Artist to Project Wojnarowicz Video Onto NPG During Protest
As tonight's protest at the National Portrait Gallery kicks off, artist Adrian Parsons will project David Wojnarowicz's 1987 artwork A Fire in My Belly onto the facade of the National Portrait Gallery.
Parsons is projecting the four-minute version of the clip onto the side of the building facing 7th and G Streets NW. If everything goes off without a hitch, Parsons said that the video will appear approximately 20 to 30 feet in diameter along the building.
"A Fire in My Belly should be in the museum," said Parsons. "If it's not going to be in the museum, it's going to be on the museum."
There is room for a hitch. In order to power his projector and DVD player, Parsons is tapping a D.C. street lamp. Which is not, strictly speaking, legal. Parsons said he expects to be arrested or compelled to stop, since he lacks a proper permit.
In every other way, it's 1989 redux. When the Corcoran Gallery of Art's director Christina Orr-Cahall made the controversial decision to cancel its Robert Mapplethorpe in the face of criticism from Sen. Jesse Helms (R-N.C.), artists gathered to protest.
Then, as with this week's controversy, artists were outraged. They gathered on the Corcoran's steps and tore up their Corcoran membership cards. (Staff did, too.) D.C. artist Rockne Krebs projected images of Mapplethorpe's photography onto the Corcoran building on June 30, the date that the opening reception was to have been held.

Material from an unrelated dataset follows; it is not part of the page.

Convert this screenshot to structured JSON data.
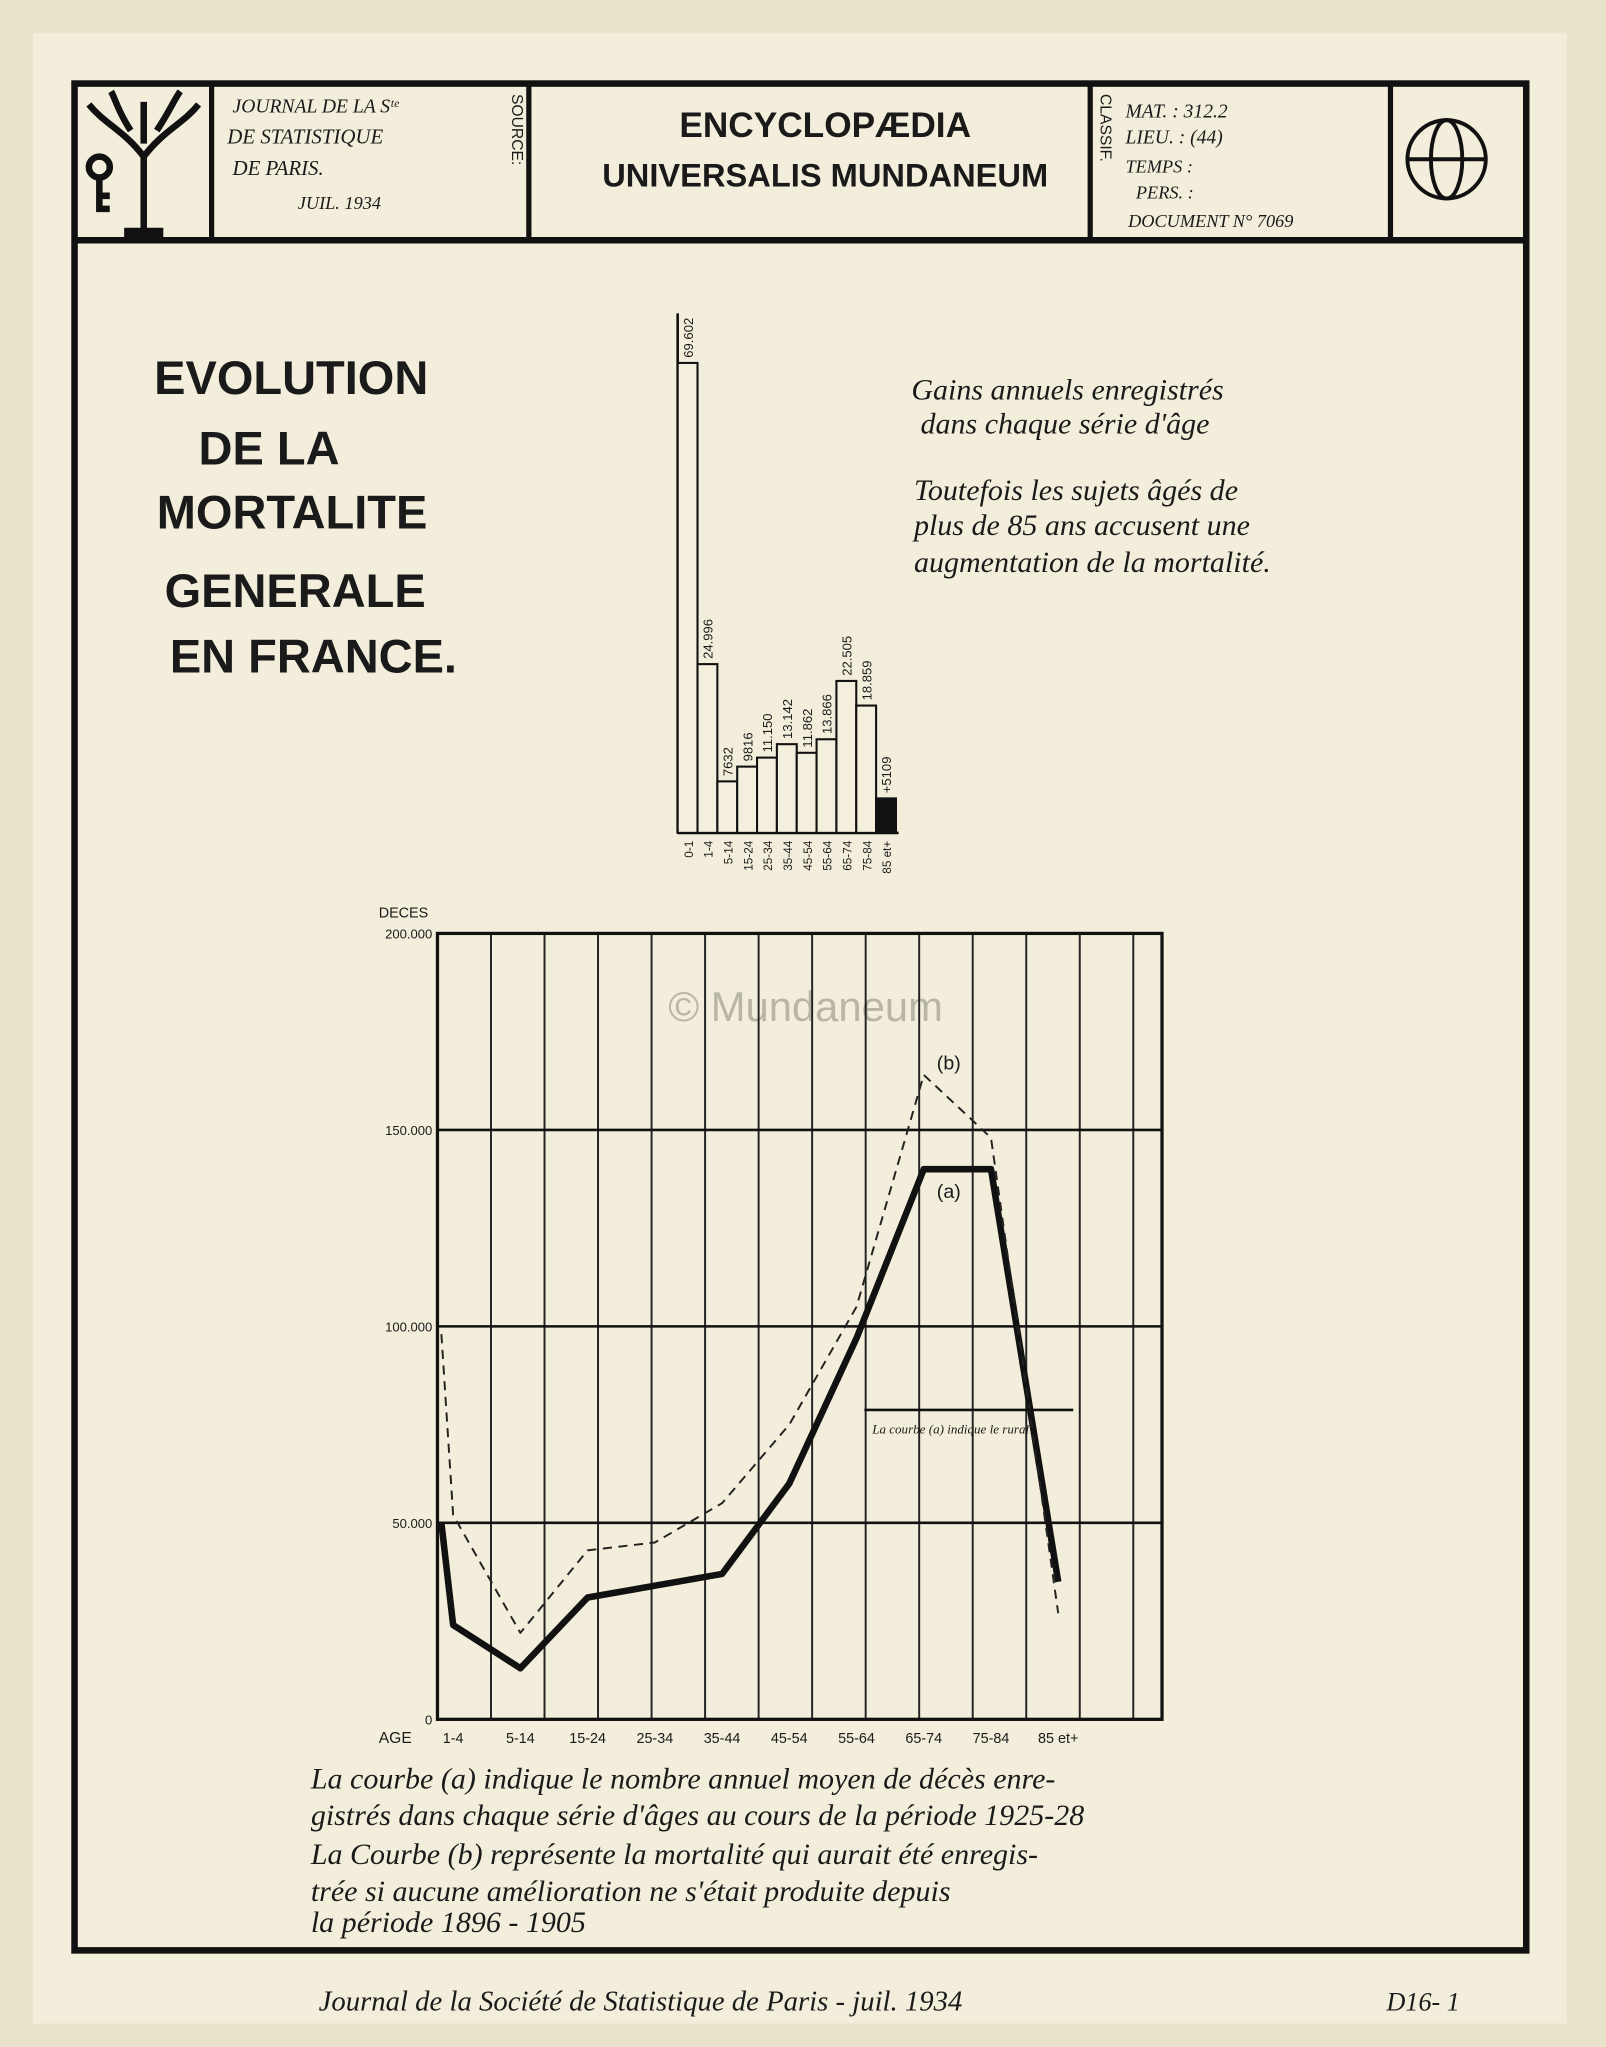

The greatest difference between then and now? It may be that the artists had permits for the projection, according to accounts from former D.C. art dealer Bill Wooby.
"If the Corcoran had stuck to its guns on this issue, this would have made them a real musueum in town, not just a stepsister to the Smithsonian," Wooby told the New York Times in June 1989—a statement that sounds ironic two decades later.
Back in 1989, it should be said, Orr-Cahall was responding to perceived pressure from the powerful Sen. Helms. Tonight's protest was organized by Transformer in response to the decision by Secretary of the Smithsonian Institution Wayne Clough to pull Wojnarowicz's video after complaints appeared in the conservative media—complaints endorsed half-heartedly by flacks for incoming Republican House leaders.